On Wed, Jan 26, 2005 at 01:22:10AM +1100, Anton Blanchard wrote:

> The 4 level pagetable code changed the exit_mmap code to rely on
> TASK_SIZE. On some architectures (eg ppc64 and ia64), this is a per
> task property and bad things can happen in certain circumstances
> when using it.

I don't really like it in general when we do

#define MAYBE_CONST_LOOKING_THING (some_func())

I would almost rather see something like task_size(current) used.

> MM_VM_SIZE() was created for this purpose (and is used in the next
> line for tlb_finish_mmu), so use it. I moved the PGD round up of
> TASK_SIZE into the default MM_VM_SIZE.



> ===== include/linux/mm.h 1.212 vs edited =====
> +++ edited/include/linux/mm.h 2005-01-26 01:20:12 +11:00
> @@ -38,7 +38,7 @@
> #include <asm/atomic.h>
>
> #ifndef MM_VM_SIZE
> -#define MM_VM_SIZE(mm) TASK_SIZE
> +#define MM_VM_SIZE(mm) ((TASK_SIZE + PGDIR_SIZE - 1) & PGDIR_MASK)
> #endif
>
> #define nth_page(page,n) pfn_to_page(page_to_pfn((page)) + (n))
ia64 asm/processor.h already has:

#define DEFAULT_TASK_SIZE __IA64_UL_CONST(0xa000000000000000)
[...]
#define MM_VM_SIZE(mm) DEFAULT_TASK_SIZE

So I think this will generate a warning there?

2005-01-25 16:58:39

by Anton Blanchard

[permalink] [raw]
Subject: Re: [PATCH] Use MM_VM_SIZE in exit_mmap


> I don't really like it in general when we do
>
> #define MAYBE_CONST_LOOKING_THING (some_func())
>
> I would almost rather see something like task_size(current) used.

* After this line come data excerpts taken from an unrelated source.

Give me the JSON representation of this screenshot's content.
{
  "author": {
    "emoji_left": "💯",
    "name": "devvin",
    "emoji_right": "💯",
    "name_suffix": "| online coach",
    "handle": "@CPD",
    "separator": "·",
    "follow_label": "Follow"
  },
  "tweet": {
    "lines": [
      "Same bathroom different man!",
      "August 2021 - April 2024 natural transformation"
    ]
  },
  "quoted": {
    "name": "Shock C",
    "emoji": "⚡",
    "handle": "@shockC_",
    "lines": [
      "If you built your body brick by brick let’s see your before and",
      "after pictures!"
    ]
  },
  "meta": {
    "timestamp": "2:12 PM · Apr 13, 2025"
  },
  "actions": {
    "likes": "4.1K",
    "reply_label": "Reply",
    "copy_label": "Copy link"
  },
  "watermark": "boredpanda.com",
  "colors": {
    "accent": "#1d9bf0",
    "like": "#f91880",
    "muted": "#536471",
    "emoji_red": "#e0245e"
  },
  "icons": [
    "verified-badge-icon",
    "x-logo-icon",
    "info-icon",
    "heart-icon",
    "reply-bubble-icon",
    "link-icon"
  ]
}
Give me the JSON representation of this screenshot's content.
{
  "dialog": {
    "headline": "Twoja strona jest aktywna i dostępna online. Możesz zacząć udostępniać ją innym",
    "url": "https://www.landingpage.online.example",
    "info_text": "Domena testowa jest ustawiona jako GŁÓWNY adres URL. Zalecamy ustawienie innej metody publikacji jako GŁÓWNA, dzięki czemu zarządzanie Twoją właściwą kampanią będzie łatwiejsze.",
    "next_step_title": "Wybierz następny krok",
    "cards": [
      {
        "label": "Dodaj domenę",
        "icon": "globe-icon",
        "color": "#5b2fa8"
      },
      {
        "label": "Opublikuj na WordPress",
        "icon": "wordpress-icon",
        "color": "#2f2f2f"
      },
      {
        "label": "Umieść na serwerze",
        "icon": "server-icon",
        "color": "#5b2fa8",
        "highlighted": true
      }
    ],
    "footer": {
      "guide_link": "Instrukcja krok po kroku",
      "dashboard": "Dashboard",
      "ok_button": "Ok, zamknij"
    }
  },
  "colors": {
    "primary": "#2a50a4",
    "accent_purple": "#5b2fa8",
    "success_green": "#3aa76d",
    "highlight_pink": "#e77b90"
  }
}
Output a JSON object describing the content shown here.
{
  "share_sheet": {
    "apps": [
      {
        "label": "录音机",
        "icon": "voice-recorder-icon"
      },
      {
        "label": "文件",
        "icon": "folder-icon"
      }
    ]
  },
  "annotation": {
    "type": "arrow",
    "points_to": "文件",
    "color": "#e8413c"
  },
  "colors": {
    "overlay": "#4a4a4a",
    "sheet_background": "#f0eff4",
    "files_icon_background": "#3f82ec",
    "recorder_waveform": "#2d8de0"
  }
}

I dont particularly like it, but it would be better for that to be a
separate cleanup patch. I want to maximise my changes of this going in
soon :)

> > ===== include/linux/mm.h 1.212 vs edited =====
> > +++ edited/include/linux/mm.h 2005-01-26 01:20:12 +11:00
> > @@ -38,7 +38,7 @@
> > #include <asm/atomic.h>
> >
> > #ifndef MM_VM_SIZE
> > -#define MM_VM_SIZE(mm) TASK_SIZE
> > +#define MM_VM_SIZE(mm) ((TASK_SIZE + PGDIR_SIZE - 1) & PGDIR_MASK)
> > #endif
> >
> > #define nth_page(page,n) pfn_to_page(page_to_pfn((page)) + (n))
> ia64 asm/processor.h already has:
>
> #define DEFAULT_TASK_SIZE __IA64_UL_CONST(0xa000000000000000)
> [...]
> #define MM_VM_SIZE(mm) DEFAULT_TASK_SIZE
>
> So I think this will generate a warning there?

Im confused. It does?

Anton

2005-01-25 17:16:44

by Chris Wedgwood

[permalink] [raw]
Subject: Re: [PATCH] Use MM_VM_SIZE in exit_mmap

On Wed, Jan 26, 2005 at 03:57:45AM +1100, Anton Blanchard wrote:

> > > #ifndef MM_VM_SIZE

i didn't read carefull, so no it won't warn.... still, i don't like
that being there but that can wait i guess

2005-01-25 23:07:45

by Ian molton

[permalink] [raw]
Subject: Re: [PATCH] Use MM_VM_SIZE in exit_mmap

Anton Blanchard wrote:

> As an aside, all architectures except one define FIRST_USER_PGD_NR as 0:
>
> include/asm-arm26/pgtable.h:#define FIRST_USER_PGD_NR 1

All processes on arm26 must map the same page 0 as its where the SWI
vector table goes. The vector table is located at address 0, and as such
becomes virtual address space once the MMU is switched on. This is
unavoidable, unlike later ARMs which can remap it elsewhere.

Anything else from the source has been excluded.